Predicting outcomes in external domains is challenging because hidden confounders may simultaneously affect predictor variables and outcome variables. Existing methods typically rely on stringent assumptions, explicit knowledge of cross-domain distributional shifts, or introduce bias-inducing regularization schemes to enhance generalization capacity. While point prediction methods under hidden confounding attempt to mitigate these shortcomings, they typically fail to provide principled uncertainty quantification. This paper introduces a Bayesian framework capable of producing well-calibrated predictive distributions in external domains, supporting effective model inference, and achieving posterior contraction rates that improve with increasing numbers of observational datasets.
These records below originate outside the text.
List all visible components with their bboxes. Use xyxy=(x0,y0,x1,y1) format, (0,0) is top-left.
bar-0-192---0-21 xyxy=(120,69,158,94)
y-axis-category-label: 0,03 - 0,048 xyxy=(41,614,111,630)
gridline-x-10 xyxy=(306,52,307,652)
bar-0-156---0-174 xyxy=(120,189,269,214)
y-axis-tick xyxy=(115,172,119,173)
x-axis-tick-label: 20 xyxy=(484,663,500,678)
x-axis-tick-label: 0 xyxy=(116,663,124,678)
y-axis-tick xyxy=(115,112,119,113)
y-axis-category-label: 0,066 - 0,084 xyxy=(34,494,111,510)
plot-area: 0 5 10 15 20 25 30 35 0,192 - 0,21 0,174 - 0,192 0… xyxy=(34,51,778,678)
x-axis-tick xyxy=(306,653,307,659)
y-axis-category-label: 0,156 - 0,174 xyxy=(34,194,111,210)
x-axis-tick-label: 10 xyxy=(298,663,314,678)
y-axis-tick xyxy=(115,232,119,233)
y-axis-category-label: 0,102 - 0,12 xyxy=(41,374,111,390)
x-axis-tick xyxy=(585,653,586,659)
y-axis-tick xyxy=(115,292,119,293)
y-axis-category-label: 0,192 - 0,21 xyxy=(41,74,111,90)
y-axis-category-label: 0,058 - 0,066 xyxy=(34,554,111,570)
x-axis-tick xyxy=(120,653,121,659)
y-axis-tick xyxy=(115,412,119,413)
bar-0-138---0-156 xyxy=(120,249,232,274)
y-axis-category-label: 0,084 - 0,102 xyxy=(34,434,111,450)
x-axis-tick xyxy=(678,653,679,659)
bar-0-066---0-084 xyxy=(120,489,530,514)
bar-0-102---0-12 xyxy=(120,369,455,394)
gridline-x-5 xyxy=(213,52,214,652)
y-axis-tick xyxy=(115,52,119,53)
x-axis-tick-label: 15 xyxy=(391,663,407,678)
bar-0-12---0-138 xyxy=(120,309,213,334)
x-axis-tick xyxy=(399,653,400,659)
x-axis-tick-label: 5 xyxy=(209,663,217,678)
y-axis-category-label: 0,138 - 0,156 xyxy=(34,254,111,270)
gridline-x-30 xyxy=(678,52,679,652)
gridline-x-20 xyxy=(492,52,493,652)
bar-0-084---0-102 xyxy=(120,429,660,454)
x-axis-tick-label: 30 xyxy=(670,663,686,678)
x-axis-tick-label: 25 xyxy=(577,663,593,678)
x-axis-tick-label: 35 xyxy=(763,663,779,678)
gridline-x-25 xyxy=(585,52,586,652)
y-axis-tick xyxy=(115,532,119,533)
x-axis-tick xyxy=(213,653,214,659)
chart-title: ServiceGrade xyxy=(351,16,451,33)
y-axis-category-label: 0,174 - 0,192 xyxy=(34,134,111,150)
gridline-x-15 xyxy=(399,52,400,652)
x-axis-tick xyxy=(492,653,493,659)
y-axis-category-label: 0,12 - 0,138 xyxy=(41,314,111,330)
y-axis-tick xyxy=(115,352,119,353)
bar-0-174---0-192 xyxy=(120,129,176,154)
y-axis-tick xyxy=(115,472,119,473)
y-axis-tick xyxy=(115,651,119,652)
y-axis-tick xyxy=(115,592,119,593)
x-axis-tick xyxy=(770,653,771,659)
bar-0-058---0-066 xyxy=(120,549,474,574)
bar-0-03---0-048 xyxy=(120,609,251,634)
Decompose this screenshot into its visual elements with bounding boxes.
Simulation experiments and medical applications highlight the method's remarkable empirical coverage rates, which remain nearly invariant across transitions from low-dimensional to moderate-dimensional settings.
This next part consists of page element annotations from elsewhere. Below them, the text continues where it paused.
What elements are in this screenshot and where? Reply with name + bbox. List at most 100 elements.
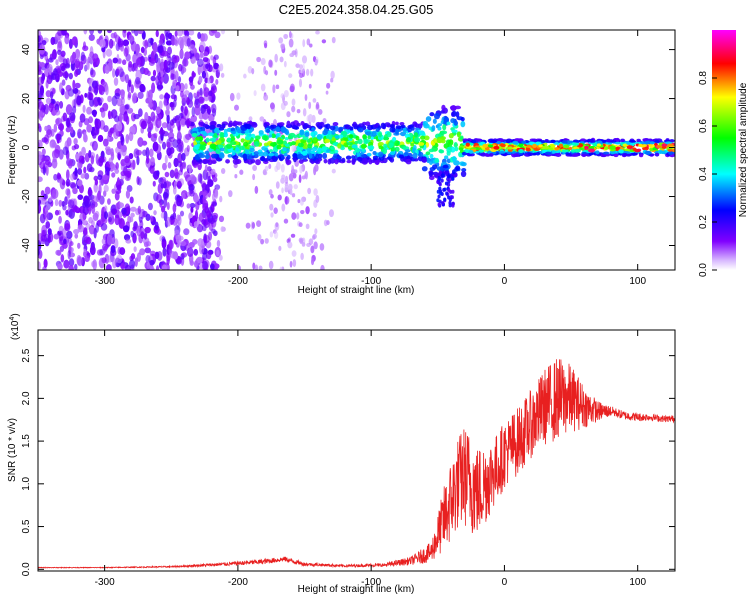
spectrogram-cell	[274, 152, 279, 157]
spectrogram-cell	[213, 230, 218, 237]
spectrogram-cell	[208, 94, 212, 102]
spectrogram-cell	[289, 52, 295, 58]
spectrogram-cell	[62, 70, 68, 77]
spectrogram-cell	[74, 69, 79, 77]
spectrogram-cell	[368, 145, 375, 150]
spectrogram-cell	[184, 83, 188, 90]
spectrogram-cell	[291, 164, 295, 173]
spectrogram-cell	[38, 261, 41, 270]
spectrogram-cell	[389, 151, 396, 156]
spectrogram-cell	[508, 146, 513, 150]
spectrogram-cell	[55, 59, 59, 66]
spectrogram-x-tick-label: 0	[502, 276, 508, 287]
spectrogram-cell	[234, 159, 242, 165]
spectrogram-cell	[122, 225, 130, 233]
spectrogram-cell	[247, 124, 251, 130]
spectrogram-cell	[274, 165, 279, 173]
spectrogram-cell	[58, 230, 64, 242]
spectrogram-cell	[149, 148, 154, 158]
spectrogram-cell	[189, 190, 195, 197]
spectrogram-cell	[142, 237, 150, 245]
spectrogram-cell	[667, 143, 674, 147]
spectrogram-cell	[100, 223, 108, 231]
spectrogram-cell	[220, 72, 225, 78]
snr-x-ticks: -300 -200 -100 0 100	[95, 330, 646, 588]
spectrogram-cell	[204, 164, 208, 174]
spectrogram-cell	[191, 57, 197, 64]
spectrogram-cell	[418, 142, 425, 146]
spectrogram-cell	[164, 93, 171, 100]
spectrogram-cell	[109, 163, 115, 169]
spectrogram-cell	[166, 255, 170, 266]
spectrogram-cell	[168, 136, 175, 142]
spectrogram-cell	[164, 171, 170, 178]
spectrogram-cell	[77, 194, 84, 200]
spectrogram-cell	[499, 143, 506, 148]
spectrogram-cell	[300, 209, 305, 215]
spectrogram-cell	[77, 128, 83, 139]
spectrogram-cell	[162, 247, 167, 257]
spectrogram-cell	[83, 131, 87, 141]
spectrogram-cell	[584, 145, 589, 150]
spectrogram-cell	[609, 145, 616, 150]
spectrogram-cell	[455, 165, 461, 171]
spectrogram-cell	[55, 117, 63, 127]
spectrogram-cell	[275, 181, 280, 189]
spectrogram-cell	[415, 123, 420, 128]
spectrogram-cell	[66, 230, 73, 240]
spectrogram-cell	[202, 158, 209, 165]
spectrogram-cell	[626, 145, 633, 149]
spectrogram-cell	[139, 248, 146, 256]
spectrogram-cell	[254, 135, 261, 140]
spectrogram-cell	[260, 238, 265, 245]
spectrogram-cell	[125, 189, 131, 199]
spectrogram-cell	[102, 102, 109, 112]
colorbar-ticks: 0.0 0.2 0.4 0.6 0.8	[698, 71, 717, 277]
spectrogram-cell	[137, 177, 142, 186]
spectrogram-cell	[275, 84, 280, 90]
spectrogram-x-tick-label: -100	[361, 276, 381, 287]
spectrogram-cell	[460, 120, 466, 128]
spectrogram-cell	[127, 91, 132, 99]
spectrogram-cell	[410, 143, 415, 147]
spectrogram-cell	[201, 70, 207, 79]
spectrogram-cell	[45, 164, 49, 176]
spectrogram-cell	[198, 121, 204, 126]
spectrogram-cell	[322, 117, 327, 124]
spectrogram-cell	[38, 90, 42, 102]
spectrogram-cell	[306, 38, 311, 46]
spectrogram-cell	[181, 252, 188, 258]
spectrogram-cell	[190, 206, 194, 213]
spectrogram-cell	[92, 53, 99, 63]
spectrogram-cell	[199, 40, 206, 52]
spectrogram-cell	[630, 152, 637, 156]
spectrogram-cell	[74, 233, 79, 239]
spectrogram-cell	[38, 110, 44, 122]
spectrogram-cell	[535, 151, 541, 156]
spectrogram-cell	[428, 148, 435, 153]
spectrogram-cell	[169, 101, 175, 108]
spectrogram-cell	[460, 116, 465, 122]
spectrogram-cell	[312, 98, 317, 103]
spectrogram-cell	[325, 90, 329, 95]
spectrogram-cell	[179, 82, 185, 93]
spectrogram-cell	[73, 143, 80, 150]
spectrogram-cell	[299, 165, 303, 174]
spectrogram-cell	[253, 151, 259, 156]
spectrogram-cell	[390, 124, 395, 128]
spectrogram-cell	[211, 168, 216, 176]
snr-x-tick-label: 100	[629, 577, 646, 588]
spectrogram-cell	[155, 265, 160, 270]
spectrogram-cell	[119, 149, 124, 155]
spectrogram-cell	[70, 173, 75, 181]
spectrogram-cell	[351, 158, 356, 164]
spectrogram-cell	[193, 140, 197, 147]
spectrogram-cell	[59, 82, 63, 93]
spectrogram-cell	[392, 136, 397, 142]
spectrogram-cell	[299, 129, 305, 136]
spectrogram-cell	[179, 48, 184, 60]
spectrogram-cell	[196, 58, 204, 68]
spectrogram-cell	[82, 45, 89, 52]
spectrogram-cell	[116, 177, 121, 187]
spectrogram-cell	[127, 63, 133, 72]
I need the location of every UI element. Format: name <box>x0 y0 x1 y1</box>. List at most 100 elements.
The core problem addressed by this research is: How to conduct reliable probabilistic predictions and provide calibrated uncertainty quantification in external domains with distributional shifts in the presence of hidden confounders?
Ubiquity of distributional shift: Machine learning applications frequently encounter inconsistencies between training and test domain distributions, challenging standard i.i.d. assumptions
Impact of hidden confounding: Unobserved confounding variables simultaneously affect predictor variables X and outcome variables Y, causing traditional methods to fail
Demand for uncertainty quantification: Existing methods primarily focus on point predictions, lacking principled uncertainty quantification mechanisms
Building upon prior work on Generative Invariance (GI), the authors aim to construct a unified Bayesian framework that simultaneously addresses two long-standing challenging problems: causal discovery and calibrated prediction.
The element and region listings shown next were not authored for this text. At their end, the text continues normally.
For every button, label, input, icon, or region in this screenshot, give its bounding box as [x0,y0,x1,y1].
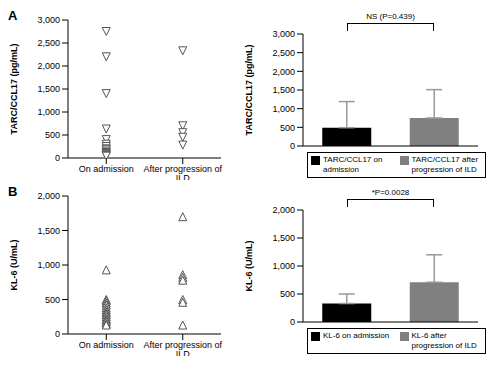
html-text:TARC/CCL17 on admission: TARC/CCL17 on admission [323,155,383,174]
html-text:NS (P=0.439): NS (P=0.439) [366,12,415,21]
svg-text:TARC/CCL17 (pg/mL): TARC/CCL17 (pg/mL) [9,44,19,135]
svg-text:On admission: On admission [79,164,134,174]
svg-text:TARC/CCL17 (pg/mL): TARC/CCL17 (pg/mL) [244,45,254,136]
svg-text:1,000: 1,000 [272,261,295,271]
svg-text:3,000: 3,000 [272,29,295,39]
svg-text:After progression ofILD: After progression ofILD [143,164,222,180]
svg-text:500: 500 [280,289,295,299]
svg-text:On admission: On admission [79,340,134,350]
svg-text:1,000: 1,000 [272,104,295,114]
html-text:*P=0.0028: *P=0.0028 [371,188,410,197]
svg-text:500: 500 [45,130,60,140]
svg-text:1,500: 1,500 [37,84,60,94]
svg-text:KL-6 (U/mL): KL-6 (U/mL) [9,240,19,291]
svg-text:1,500: 1,500 [272,85,295,95]
svg-text:0: 0 [290,317,295,326]
svg-text:2,500: 2,500 [37,38,60,48]
svg-text:3,000: 3,000 [37,15,60,25]
svg-text:2,000: 2,000 [37,61,60,71]
html-text:KL-6 on admission: KL-6 on admission [323,331,390,340]
svg-text:2,500: 2,500 [272,48,295,58]
svg-text:0: 0 [290,141,295,150]
html-text:KL-6 after progression of ILD: KL-6 after progression of ILD [411,331,477,350]
svg-text:1,500: 1,500 [272,233,295,243]
svg-text:2,000: 2,000 [37,191,60,201]
svg-text:2,000: 2,000 [272,205,295,215]
svg-text:500: 500 [45,295,60,305]
svg-text:KL-6 (U/mL): KL-6 (U/mL) [244,241,254,292]
svg-text:1,000: 1,000 [37,260,60,270]
svg-text:0: 0 [55,153,60,163]
svg-text:1,500: 1,500 [37,226,60,236]
svg-text:2,000: 2,000 [272,67,295,77]
svg-text:0: 0 [55,329,60,339]
svg-text:After progression ofILD: After progression ofILD [143,340,222,356]
svg-text:1,000: 1,000 [37,107,60,117]
html-text:B: B [8,184,18,199]
html-text:A: A [8,8,18,23]
svg-text:500: 500 [280,123,295,133]
html-text:TARC/CCL17 after progression o: TARC/CCL17 after progression of ILD [411,155,478,174]
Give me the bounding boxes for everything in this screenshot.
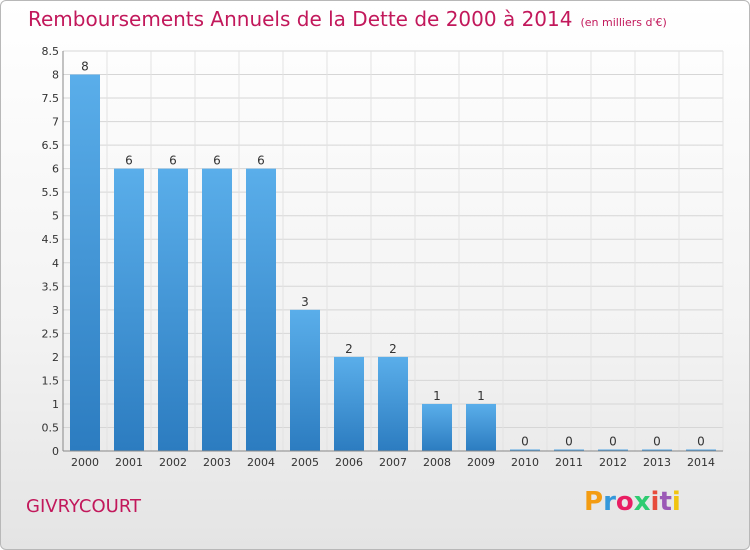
x-tick-label-2013: 2013	[643, 456, 671, 469]
x-tick-label-2009: 2009	[467, 456, 495, 469]
x-tick-label-2011: 2011	[555, 456, 583, 469]
y-tick-label: 2.5	[42, 327, 60, 340]
y-tick-label: 6.5	[42, 139, 60, 152]
value-label-2009: 1	[477, 389, 485, 403]
x-tick-label-2000: 2000	[71, 456, 99, 469]
value-label-2012: 0	[609, 435, 617, 449]
value-label-2000: 8	[81, 60, 89, 74]
value-label-2007: 2	[389, 342, 397, 356]
y-tick-label: 0.5	[42, 421, 60, 434]
bars: 8 6 6 6 6 3 2 2 1 1 0 0 0 0 0	[70, 60, 716, 451]
logo-letter: P	[584, 487, 604, 517]
y-tick-label: 5	[52, 210, 59, 223]
proxiti-logo: Proxiti	[584, 487, 681, 517]
logo-letter: x	[633, 487, 651, 517]
y-tick-label: 1	[52, 398, 59, 411]
value-label-2008: 1	[433, 389, 441, 403]
bar-2000	[70, 74, 100, 451]
y-tick-label: 8	[52, 69, 59, 82]
value-label-2002: 6	[169, 154, 177, 168]
bar-2011	[554, 449, 584, 451]
value-label-2013: 0	[653, 435, 661, 449]
y-tick-label: 7.5	[42, 92, 60, 105]
y-tick-label: 3	[52, 304, 59, 317]
logo-letter: t	[659, 487, 672, 517]
y-tick-label: 2	[52, 351, 59, 364]
bar-2006	[334, 356, 364, 451]
y-tick-label: 6	[52, 163, 59, 176]
value-label-2014: 0	[697, 435, 705, 449]
y-tick-label: 0	[52, 445, 59, 458]
logo-letter: r	[603, 487, 616, 517]
value-label-2011: 0	[565, 435, 573, 449]
value-label-2001: 6	[125, 154, 133, 168]
y-tick-label: 1.5	[42, 374, 60, 387]
bar-2009	[466, 403, 496, 451]
value-label-2003: 6	[213, 154, 221, 168]
y-tick-label: 4.5	[42, 233, 60, 246]
logo-letter: o	[615, 487, 634, 517]
bar-2003	[202, 168, 232, 451]
axes: 00.511.522.533.544.555.566.577.588.52000…	[42, 45, 723, 469]
x-tick-label-2010: 2010	[511, 456, 539, 469]
x-tick-label-2006: 2006	[335, 456, 363, 469]
x-tick-label-2012: 2012	[599, 456, 627, 469]
y-tick-label: 3.5	[42, 280, 60, 293]
chart-title: Remboursements Annuels de la Dette de 20…	[28, 7, 573, 31]
value-label-2005: 3	[301, 295, 309, 309]
y-tick-label: 7	[52, 116, 59, 129]
value-label-2010: 0	[521, 435, 529, 449]
commune-name: GIVRYCOURT	[26, 496, 142, 517]
chart-subtitle: (en milliers d'€)	[580, 16, 667, 29]
x-tick-label-2002: 2002	[159, 456, 187, 469]
y-tick-label: 4	[52, 257, 59, 270]
x-tick-label-2005: 2005	[291, 456, 319, 469]
y-tick-label: 5.5	[42, 186, 60, 199]
bar-2012	[598, 449, 628, 451]
bar-2010	[510, 449, 540, 451]
bar-2013	[642, 449, 672, 451]
value-label-2004: 6	[257, 154, 265, 168]
x-tick-label-2007: 2007	[379, 456, 407, 469]
bar-2007	[378, 356, 408, 451]
x-tick-label-2001: 2001	[115, 456, 143, 469]
chart-title-block: Remboursements Annuels de la Dette de 20…	[28, 7, 667, 31]
x-tick-label-2014: 2014	[687, 456, 715, 469]
bar-2001	[114, 168, 144, 451]
value-label-2006: 2	[345, 342, 353, 356]
logo-letter: i	[650, 487, 660, 517]
x-tick-label-2004: 2004	[247, 456, 275, 469]
bar-2004	[246, 168, 276, 451]
logo-letter: i	[671, 487, 681, 517]
bar-2014	[686, 449, 716, 451]
bar-2005	[290, 309, 320, 451]
x-tick-label-2003: 2003	[203, 456, 231, 469]
x-tick-label-2008: 2008	[423, 456, 451, 469]
y-tick-label: 8.5	[42, 45, 60, 58]
bar-2002	[158, 168, 188, 451]
bar-2008	[422, 403, 452, 451]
First Bayesian framework: Proposes a complete Bayesian framework for probabilistic prediction under hidden confounding, enabling simultaneous causal discovery and prediction
Theoretical guarantees: Establishes posterior consistency, contraction rates, and Bernstein-von Mises theorem, proving the asymptotic properties of the method
Hypothesis testing capability: Provides the first computationally tractable hypothesis test for determining whether a variable is a parent node of the target response in linear structural equation models
Calibrated predictions: Achieves well-calibrated predictions in distributional shift domains with coverage rates approaching theoretical levels
Identifiability spectrum: First explicitly articulates weak identifiability as an empirical manifestation of an asymptotic phenomenon
Treats environment means μ_e as random quantities sampled from a common prior distribution rather than fixed parameters, achieving beneficial shrinkage effects.
When identifiability conditions are nearly violated, the Bayesian approach avoids numerical instability of frequentist methods through controlled shrinkage.
Figure 2 demonstrates the weak identifiability phenomenon: as μ→0, the posterior shrinks toward the prior mean, avoiding matrix singularity issues encountered by frequentist methods.
Rothenhäusler, D., et al. (2021). Anchor regression: Heterogeneous data meet causality. Journal of the Royal Statistical Society Series B, 83(2), 215-246.
Peters, J., Bühlmann, P., & Meinshausen, N. (2016). Causal inference by using invariant prediction: Identification and confidence intervals. Journal of the Royal Statistical Society Series B, 78(5), 947-1012.
Tibshirani, R. J., et al. (2019). Conformal prediction under covariate shift. Advances in Neural Information Processing Systems, 32.
Meixide, C. G., & Insua, D. R. (2025). Unsupervised domain adaptation under hidden confounding. arXiv preprint.